We’re disseminating these trainings as broadly as possible and at no cost to any communities, schools, or districts that want them. We’ve been doing the trainings and workshops both in person and virtually. If people are interested in any of those trainings for their community—whether it be at a clinic or a school district—that’s a resource that we would love to share.
It seems like the first training is probably the one that’s most relevant to the moment that we’re in right now. What does that involve?
The steps are focused on immediate support and stabilizing people right after a disaster, so asking them what they need. Often that involves connecting them with immediate resources—it’s not typically about processing deeper feelings, past trauma, or other experiences they’ve had, but it’s about how to manage in that moment and to be connected to resources and to people in their community that can be immediately helpful to them.
Some of the aims are to provide safety and comfort for children and families, to gather information on their current needs, and to use that information to offer practical assistance.
There have been 27 school shootings in the United States already this year. Do you now have to routinely prepare your students, future educators, for the prospect of dealing with an atrocity in their schools?
Unfortunately, we’ve been talking to our teacher preparation students about it for a long time, because this is not new and teachers are concerned about the safety of their students.

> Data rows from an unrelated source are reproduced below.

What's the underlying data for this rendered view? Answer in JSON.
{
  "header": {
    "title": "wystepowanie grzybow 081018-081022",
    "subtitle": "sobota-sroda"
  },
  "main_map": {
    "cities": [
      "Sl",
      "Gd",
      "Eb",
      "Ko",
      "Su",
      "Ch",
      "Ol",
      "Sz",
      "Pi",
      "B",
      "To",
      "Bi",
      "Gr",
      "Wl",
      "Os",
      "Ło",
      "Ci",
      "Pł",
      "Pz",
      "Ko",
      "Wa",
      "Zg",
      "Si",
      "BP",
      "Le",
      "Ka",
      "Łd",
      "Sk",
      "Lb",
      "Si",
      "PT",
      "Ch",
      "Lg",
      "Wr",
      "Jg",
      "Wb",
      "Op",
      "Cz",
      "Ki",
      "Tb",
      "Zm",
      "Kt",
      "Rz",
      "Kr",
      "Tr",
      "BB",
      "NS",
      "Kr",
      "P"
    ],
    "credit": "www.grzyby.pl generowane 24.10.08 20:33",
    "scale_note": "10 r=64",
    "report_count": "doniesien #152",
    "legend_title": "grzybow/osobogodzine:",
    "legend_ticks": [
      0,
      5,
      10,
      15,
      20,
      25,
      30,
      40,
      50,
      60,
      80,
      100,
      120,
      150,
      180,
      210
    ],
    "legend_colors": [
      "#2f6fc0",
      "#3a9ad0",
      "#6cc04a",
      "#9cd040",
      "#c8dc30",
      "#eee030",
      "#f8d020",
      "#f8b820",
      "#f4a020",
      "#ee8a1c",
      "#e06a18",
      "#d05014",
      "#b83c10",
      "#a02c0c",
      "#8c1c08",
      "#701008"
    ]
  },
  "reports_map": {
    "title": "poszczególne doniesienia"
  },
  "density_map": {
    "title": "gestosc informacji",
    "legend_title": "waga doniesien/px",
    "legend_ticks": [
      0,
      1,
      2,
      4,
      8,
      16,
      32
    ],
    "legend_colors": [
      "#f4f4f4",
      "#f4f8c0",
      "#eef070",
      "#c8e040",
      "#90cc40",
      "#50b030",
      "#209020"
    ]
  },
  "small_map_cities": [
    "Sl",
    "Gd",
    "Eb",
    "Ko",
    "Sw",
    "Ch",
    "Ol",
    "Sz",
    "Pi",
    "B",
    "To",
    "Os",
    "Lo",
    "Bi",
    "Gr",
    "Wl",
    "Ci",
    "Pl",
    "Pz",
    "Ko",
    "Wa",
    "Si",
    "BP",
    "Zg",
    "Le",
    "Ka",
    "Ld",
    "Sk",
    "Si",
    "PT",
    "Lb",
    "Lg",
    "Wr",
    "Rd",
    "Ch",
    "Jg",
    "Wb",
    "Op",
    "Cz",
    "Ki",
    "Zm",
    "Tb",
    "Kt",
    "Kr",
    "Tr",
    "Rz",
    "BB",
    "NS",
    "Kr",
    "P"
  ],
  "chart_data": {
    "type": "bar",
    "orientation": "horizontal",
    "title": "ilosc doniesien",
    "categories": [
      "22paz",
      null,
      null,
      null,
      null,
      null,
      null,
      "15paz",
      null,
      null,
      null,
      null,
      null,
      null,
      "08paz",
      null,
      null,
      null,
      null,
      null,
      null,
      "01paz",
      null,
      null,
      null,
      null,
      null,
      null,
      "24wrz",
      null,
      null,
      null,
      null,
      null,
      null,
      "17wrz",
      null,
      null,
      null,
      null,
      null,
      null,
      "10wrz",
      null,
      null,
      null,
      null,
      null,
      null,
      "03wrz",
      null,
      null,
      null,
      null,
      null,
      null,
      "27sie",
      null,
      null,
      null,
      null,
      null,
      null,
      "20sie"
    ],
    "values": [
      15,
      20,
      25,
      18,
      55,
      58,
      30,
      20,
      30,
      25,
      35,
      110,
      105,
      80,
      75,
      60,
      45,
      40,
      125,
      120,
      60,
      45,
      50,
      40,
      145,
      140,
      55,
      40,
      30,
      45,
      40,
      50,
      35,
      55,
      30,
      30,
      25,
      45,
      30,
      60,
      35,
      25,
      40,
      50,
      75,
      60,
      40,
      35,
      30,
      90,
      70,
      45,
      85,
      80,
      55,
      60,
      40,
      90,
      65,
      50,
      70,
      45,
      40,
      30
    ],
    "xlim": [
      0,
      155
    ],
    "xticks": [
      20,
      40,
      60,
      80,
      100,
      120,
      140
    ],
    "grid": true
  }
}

Teachers across the country need to walk back into classrooms this morning and be prepared to have conversations with their students about what happened and to support their students. I speak with students in my classes about school safety and about how to respond to trauma when it occurs, and how to open up these conversations with their students in ways that are developmentally appropriate and supportive of their students.
Are there any resources you can share with educators and caregivers who are reading this and feeling overwhelmed by the things that they have to talk to their students about?
The National Association of School Psychologists has some guidelines for how to talk to children about trauma and about school shootings. The other resource I like to share is the National Child Traumatic Stress Network—they have a number of resources that are translated into multiple languages that give guidance to teachers, parents, and other caregivers about how to talk to children about trauma.
Is there anything else from your research or experience or any other resources you’ve drawn from in the past that you’d like to share?
I just want to highlight the need to pay attention to teachers and school staff who are walking back into a workplace where once again they may not feel safe and supported.
For us as a community, and especially as a community of educators, we need to be thinking about how to support our teachers, and more broadly, our school staff who are walking into schools and are having these difficult conversations with children.